Banned firecrackers should not be used and those legally allowed for the revelry should only be allowed in areas designated as pyrotechnics’ zone, he said.


In Bulacan, the provincial police office has tightened its monitoring on the manufacture and sale of banned firecrackers and other pyrotechnic devices by visiting dealers and manufacturers, and subjecting these to inspections.

Stronger police presence was also established, especially in Bocaue, the fireworks capital of the country, in order to ensure that dealers only sell firecrackers and fireworks that do not violate laws and regulations.

The PNP has been making preparations for the New Year as early as last month, especially on how it could help the government scale down injuries that seriously mar the celebrations.

Albayalde said that since last month, they have already suspended the processing of new licenses and permits for the manufacture, sale and distribution of firecrackers and pyrotechnic devices in response to the President’s Memorandum Order 31 issued in October.

Review order

The President issued the memorandum suspending the issuance of new licenses and permits in order to give way to a thorough review of all the existing licensees and check their compliance with laws, rules and regulations.

The memorandum specifically mandated the PNP, in coordination with other concerned agencies and the local governments, to conduct inspections to ensure that manufacturers, distributors, retailers and users of firecrackers and pyrotechnic devices are in compliance with the government’s safety guidelines and regulations.

In issuing the directive, Duterte wanted to end the presence of clandestine firecracker and pyrotechnics factories in Bulacan and other parts of the country, which have been blamed for a number of deadly accident explosions in the past.

Albayalde said the PNP strictly implemented Duterte’s order and has ensured that the licensees followed existing laws, rules and regulations on firecrackers and pyrotechnic devices.

Products allowed

As part of the effort to enforce Duterte’s orders and bring down injuries relating to the use of firecrackers and pyrotechnics, the Department of the Interior and Local Government has come up with a list of products that could be used for the New Year revelry.

These are the Baby Rocket; Bawang; El Diablo; Judas’s Belt; Paper Caps; “Pulling of strings”; Sky Rocket; and Small Triangulo.

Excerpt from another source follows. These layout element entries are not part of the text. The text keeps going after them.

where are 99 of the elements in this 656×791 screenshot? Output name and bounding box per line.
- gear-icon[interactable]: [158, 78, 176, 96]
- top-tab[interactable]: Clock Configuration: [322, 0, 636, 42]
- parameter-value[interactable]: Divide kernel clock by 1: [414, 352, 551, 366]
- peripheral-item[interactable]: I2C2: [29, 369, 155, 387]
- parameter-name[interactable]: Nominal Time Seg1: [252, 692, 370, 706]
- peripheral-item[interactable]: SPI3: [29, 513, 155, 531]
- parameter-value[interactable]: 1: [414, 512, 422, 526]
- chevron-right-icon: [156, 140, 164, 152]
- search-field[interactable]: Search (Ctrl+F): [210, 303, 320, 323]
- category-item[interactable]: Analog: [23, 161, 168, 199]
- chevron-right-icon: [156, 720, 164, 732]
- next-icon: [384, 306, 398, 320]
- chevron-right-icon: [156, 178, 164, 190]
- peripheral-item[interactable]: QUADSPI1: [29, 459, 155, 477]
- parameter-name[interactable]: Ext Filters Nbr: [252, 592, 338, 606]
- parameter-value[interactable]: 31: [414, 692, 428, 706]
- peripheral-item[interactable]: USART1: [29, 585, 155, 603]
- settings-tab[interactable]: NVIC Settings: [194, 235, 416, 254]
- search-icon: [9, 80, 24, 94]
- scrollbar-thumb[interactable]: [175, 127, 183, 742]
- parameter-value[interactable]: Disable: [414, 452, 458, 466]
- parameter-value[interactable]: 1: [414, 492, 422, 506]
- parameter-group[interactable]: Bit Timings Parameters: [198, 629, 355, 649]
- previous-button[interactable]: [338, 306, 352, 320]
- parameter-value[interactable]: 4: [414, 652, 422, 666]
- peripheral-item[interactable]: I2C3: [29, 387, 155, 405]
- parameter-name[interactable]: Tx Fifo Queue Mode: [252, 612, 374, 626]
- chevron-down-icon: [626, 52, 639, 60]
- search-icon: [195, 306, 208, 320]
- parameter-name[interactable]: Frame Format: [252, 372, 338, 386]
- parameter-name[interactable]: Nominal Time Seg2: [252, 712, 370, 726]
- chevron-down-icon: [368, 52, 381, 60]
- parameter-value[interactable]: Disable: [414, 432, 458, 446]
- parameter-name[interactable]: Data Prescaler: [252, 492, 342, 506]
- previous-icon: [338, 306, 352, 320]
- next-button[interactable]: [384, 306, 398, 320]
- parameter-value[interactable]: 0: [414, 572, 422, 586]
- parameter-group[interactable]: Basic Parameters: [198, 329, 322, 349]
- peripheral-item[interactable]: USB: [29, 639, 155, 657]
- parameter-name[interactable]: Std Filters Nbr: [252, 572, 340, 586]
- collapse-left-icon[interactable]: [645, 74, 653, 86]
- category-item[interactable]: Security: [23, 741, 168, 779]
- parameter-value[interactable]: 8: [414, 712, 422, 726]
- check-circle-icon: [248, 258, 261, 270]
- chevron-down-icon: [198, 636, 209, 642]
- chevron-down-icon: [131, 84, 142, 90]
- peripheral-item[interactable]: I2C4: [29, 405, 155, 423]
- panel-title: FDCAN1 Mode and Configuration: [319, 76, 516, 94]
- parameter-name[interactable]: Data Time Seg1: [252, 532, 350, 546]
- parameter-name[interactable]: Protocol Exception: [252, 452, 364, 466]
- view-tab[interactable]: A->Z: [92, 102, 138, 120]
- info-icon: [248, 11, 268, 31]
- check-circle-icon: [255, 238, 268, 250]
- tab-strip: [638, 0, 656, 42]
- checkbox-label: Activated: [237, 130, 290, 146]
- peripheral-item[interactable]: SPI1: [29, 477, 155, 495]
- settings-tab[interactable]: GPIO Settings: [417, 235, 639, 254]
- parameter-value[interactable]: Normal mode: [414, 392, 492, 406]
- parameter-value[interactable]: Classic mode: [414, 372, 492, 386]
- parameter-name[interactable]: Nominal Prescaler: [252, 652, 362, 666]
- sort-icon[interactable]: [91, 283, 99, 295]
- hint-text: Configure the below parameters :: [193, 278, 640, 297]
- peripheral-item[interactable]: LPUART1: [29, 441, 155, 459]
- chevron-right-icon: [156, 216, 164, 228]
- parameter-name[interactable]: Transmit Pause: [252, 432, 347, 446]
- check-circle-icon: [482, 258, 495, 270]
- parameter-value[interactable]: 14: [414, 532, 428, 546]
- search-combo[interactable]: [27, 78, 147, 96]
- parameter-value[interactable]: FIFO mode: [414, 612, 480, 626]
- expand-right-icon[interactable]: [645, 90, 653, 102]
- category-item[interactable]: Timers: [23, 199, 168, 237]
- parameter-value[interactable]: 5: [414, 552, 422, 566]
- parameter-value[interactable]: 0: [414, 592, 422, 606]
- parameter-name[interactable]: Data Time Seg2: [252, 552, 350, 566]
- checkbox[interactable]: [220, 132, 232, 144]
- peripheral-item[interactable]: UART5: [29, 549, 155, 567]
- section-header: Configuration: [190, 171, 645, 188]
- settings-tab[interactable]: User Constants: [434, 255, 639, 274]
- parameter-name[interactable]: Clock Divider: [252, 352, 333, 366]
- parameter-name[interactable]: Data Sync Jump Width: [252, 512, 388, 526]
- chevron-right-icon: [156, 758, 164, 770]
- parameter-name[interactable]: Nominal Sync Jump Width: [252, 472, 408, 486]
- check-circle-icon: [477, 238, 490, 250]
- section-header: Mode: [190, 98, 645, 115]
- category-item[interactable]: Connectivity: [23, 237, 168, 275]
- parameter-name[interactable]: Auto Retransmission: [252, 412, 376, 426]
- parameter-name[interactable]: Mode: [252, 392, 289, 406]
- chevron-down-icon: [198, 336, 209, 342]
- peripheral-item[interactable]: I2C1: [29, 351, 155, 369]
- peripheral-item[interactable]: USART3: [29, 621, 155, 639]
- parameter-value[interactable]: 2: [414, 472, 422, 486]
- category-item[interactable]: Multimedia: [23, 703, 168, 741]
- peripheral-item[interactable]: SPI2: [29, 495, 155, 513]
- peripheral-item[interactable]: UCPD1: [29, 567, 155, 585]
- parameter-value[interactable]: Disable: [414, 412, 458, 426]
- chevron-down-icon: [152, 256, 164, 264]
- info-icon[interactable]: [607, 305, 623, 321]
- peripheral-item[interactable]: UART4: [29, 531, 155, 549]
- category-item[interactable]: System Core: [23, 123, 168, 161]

These, however, are only allowed to be used in designated firecracker zones, established by local officials in coordination with the police.

Pyrotechnics, such as Butterly; Fountain (jumbo, regular and luces); Mabuhay; Roman candle; Sparklers; and Trompillo are allowed outside the designated revelry zones.

On the other hand, those which are banned outright are watusi; piccolo; Super Lolo; Atomic Triangle; large Judas’s Belt; large Bawang; Pillbox; boga; Goodbye Philippines; Bin Laden; Mother Rockets; Lolo Thunder; Coke-in-Can; Kwitom; Atomic Bomb; Five Star; pla-pla; Giant whistle bomb; and kabasi.

One can only hazard a guess that when street sweepers clean up the streets of the revelry’s detritus on New Year’s morning, much of what will show up are parts of these banned products. Bad habits are hard to break in this country. Still, there’s no harm in hoping that good, safe practices will in time take root. And more and more people will realize that one can be merry without risking tragedy.